According to MPs, there is a possibility that those who contribute to a Lifetime Individual Savings Account (LISA) may end up with less money than they initially put in. As a result, they are urging for changes to be made to the product.
Individuals under the age of 40 are eligible to open a LISA, which can be used to save for retirement or to purchase a first home. The government provides a 25% top-up on contributions, with a maximum annual limit of £4,000.
However, the Treasury Committee has highlighted that if LISA funds are withdrawn early due to unforeseen circumstances, individuals may face charges that result in a loss of 6.25% of their own savings. The committee also expressed concerns that the product may not be suitable for everyone and could potentially be mis-sold to individuals on certain benefits.
The government has stated that it is considering reforms for ISAs in general.
In addition to a LISA, individuals can hold other types of individual savings accounts, such as a cash ISA or a stocks and shares ISA, with a maximum annual limit of £20,000.
LISAs were introduced in 2017 under the Conservative government. Since then, 6% of eligible adults have opened one, with approximately 1.3 million accounts still active.
The Treasury Committee has been gathering evidence on whether the LISA is still effective. In their report, they noted that the dual purpose of the LISA, to save for both short- and long-term goals, may lead to individuals choosing unsuitable investment strategies. They also pointed out that cash LISAs may not be the best option for retirement savings, as they do not allow for investments in higher risk, potentially higher return products.
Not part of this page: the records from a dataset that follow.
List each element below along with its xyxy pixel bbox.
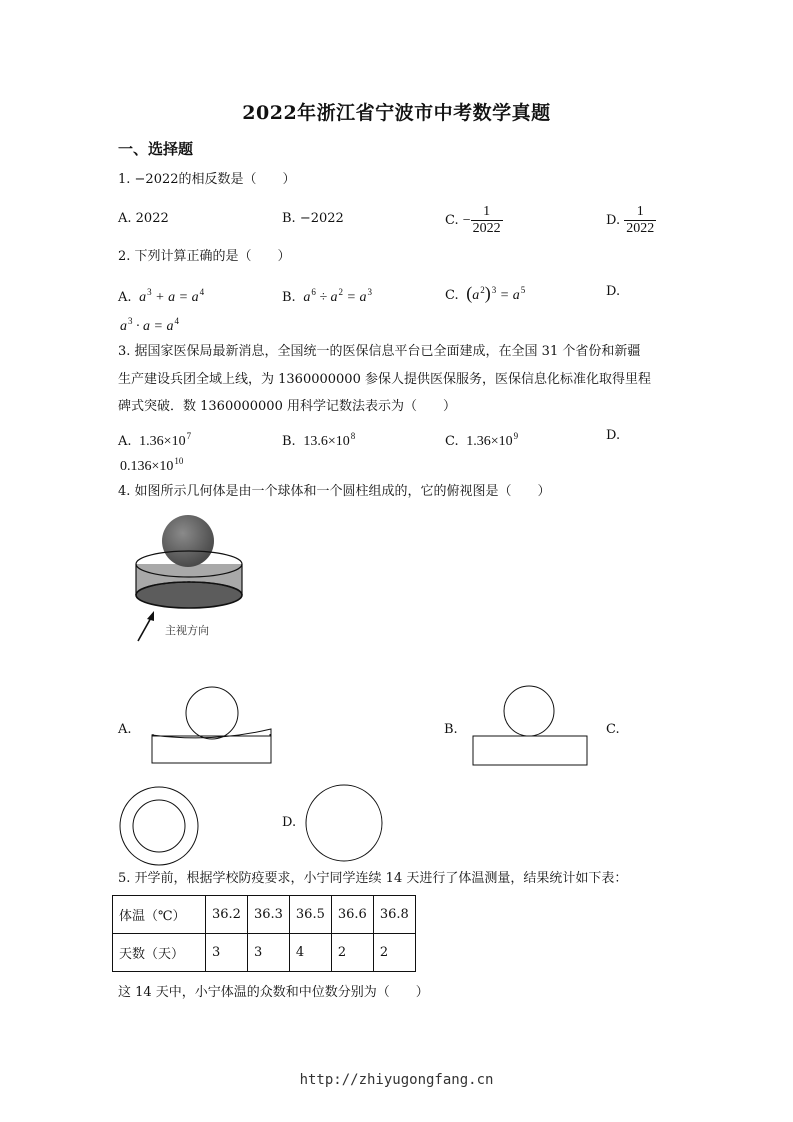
q4-option-c-label: C. bbox=[606, 722, 620, 737]
q1-c-fraction: $\frac{1}{2022}$ bbox=[472, 204, 501, 236]
q4-b-rect bbox=[473, 736, 587, 765]
q2-d-formula: $a^3 \cdot a = a^4$ bbox=[120, 316, 179, 334]
q4-c-inner-circle bbox=[133, 800, 185, 852]
q4-option-a-base-shape bbox=[150, 727, 274, 767]
q4-d-circle bbox=[306, 785, 382, 861]
q2-c-formula: $(a^2)^3 = a^5$ bbox=[466, 283, 526, 303]
q2-option-b: B. $a^6 \div a^2 = a^3$ bbox=[282, 287, 372, 305]
q1-d-fraction: $\frac{1}{2022}$ bbox=[626, 204, 655, 236]
q4-option-c-figure bbox=[118, 785, 200, 867]
q1-option-a: A. 2022 bbox=[118, 211, 169, 226]
section-heading: 一、选择题 bbox=[118, 140, 194, 158]
q3-option-d: D. bbox=[606, 428, 621, 443]
page-title: 2022年浙江省宁波市中考数学真题 bbox=[242, 102, 551, 124]
q3-line-3: 碑式突破．数 1360000000 用科学记数法表示为（ ） bbox=[118, 399, 456, 414]
q3-option-b: B. $13.6\times 10^8$ bbox=[282, 431, 356, 449]
q4-option-b-figure bbox=[470, 684, 590, 768]
q2-a-formula: $a^3 + a = a^4$ bbox=[135, 287, 205, 305]
q2-option-c: C. $(a^2)^3 = a^5$ bbox=[445, 283, 526, 303]
table-row bbox=[113, 934, 416, 972]
q3-option-a: A. $1.36\times 10^7$ bbox=[118, 431, 192, 449]
table-cell: 36.8 bbox=[373, 896, 415, 934]
view-direction-label: 主视方向 bbox=[165, 624, 209, 637]
q5-stem: 5. 开学前，根据学校防疫要求，小宁同学连续 14 天进行了体温测量，结果统计如下表： bbox=[118, 871, 628, 886]
q4-option-d-figure bbox=[304, 783, 384, 863]
q2-stem: 2. 下列计算正确的是（ ） bbox=[118, 249, 291, 264]
arrow-head bbox=[147, 611, 154, 621]
q4-stem: 4. 如图所示几何体是由一个球体和一个圆柱组成的，它的俯视图是（ ） bbox=[118, 484, 551, 499]
q4-option-b-label: B. bbox=[444, 722, 458, 737]
q1-option-d: D. $\frac{1}{2022}$ bbox=[606, 204, 655, 236]
q5-followup: 这 14 天中，小宁体温的众数和中位数分别为（ ） bbox=[118, 985, 429, 1000]
table-cell: 36.5 bbox=[289, 896, 331, 934]
q3-line-1: 3. 据国家医保局最新消息，全国统一的医保信息平台已全面建成，在全国 31 个省份和新疆 bbox=[118, 344, 641, 359]
q2-option-a: A. $a^3 + a = a^4$ bbox=[118, 287, 205, 305]
q4-a-curved-rect bbox=[152, 729, 271, 763]
q1-stem: 1. −2022的相反数是（ ） bbox=[118, 172, 296, 187]
table-cell: 2 bbox=[373, 934, 415, 972]
table-header-temperature: 体温（℃） bbox=[113, 896, 206, 934]
q3-line-2: 生产建设兵团全域上线，为 1360000000 参保人提供医保服务，医保信息化标准化取得里程 bbox=[118, 372, 651, 387]
q4-b-circle bbox=[504, 686, 554, 736]
q4-c-outer-circle bbox=[120, 787, 198, 865]
table-cell: 2 bbox=[331, 934, 373, 972]
table-row bbox=[113, 896, 416, 934]
q2-b-formula: $a^6 \div a^2 = a^3$ bbox=[299, 287, 372, 305]
q3-d-value: $0.136\times 10^{10}$ bbox=[120, 456, 184, 474]
table-cell: 36.2 bbox=[206, 896, 248, 934]
q4-option-a-label: A. bbox=[118, 722, 132, 737]
footer-url: http://zhiyugongfang.cn bbox=[299, 1072, 494, 1088]
q2-option-d: D. bbox=[606, 284, 621, 299]
sphere bbox=[162, 515, 214, 567]
table-cell: 36.6 bbox=[331, 896, 373, 934]
table-cell: 3 bbox=[247, 934, 289, 972]
q1-option-c: C. − $\frac{1}{2022}$ bbox=[445, 204, 501, 236]
table-header-days: 天数（天） bbox=[113, 934, 206, 972]
q4-option-d-label: D. bbox=[282, 815, 297, 830]
q1-option-b: B. −2022 bbox=[282, 211, 344, 226]
q3-option-c: C. $1.36\times 10^9$ bbox=[445, 431, 519, 449]
table-cell: 3 bbox=[206, 934, 248, 972]
table-cell: 36.3 bbox=[247, 896, 289, 934]
table-cell: 4 bbox=[289, 934, 331, 972]
temperature-table bbox=[112, 895, 416, 972]
cylinder-base-ellipse bbox=[136, 582, 242, 608]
The committee also highlighted a significant increase in withdrawal charges, indicating that the product may not be functioning as intended. They also criticized the rules that penalize benefit claimants, stating that they are nonsensical and should be changed or the LISA should be labeled as an inferior product for those who may be eligible for such benefits.
The Office for Budget Responsibility estimates that the government will spend around £3bn on bonuses paid on LISAs over the next five years. The committee questioned whether this is the best use of public money, especially considering the current strain on public finances. They also raised concerns that the LISA may be subsidizing the cost of a first home for wealthier individuals at a significant cost to the taxpayer.
Committee chair Dame Meg Hillier stated that the LISA needs to be reformed before it can be considered a leading savings product for both homebuyers and individuals looking to save for retirement at a young age. The BBC has reached out to the Treasury for a response to the report, and the government has previously stated that it is exploring options for ISA reforms to encourage investing while maintaining a balance.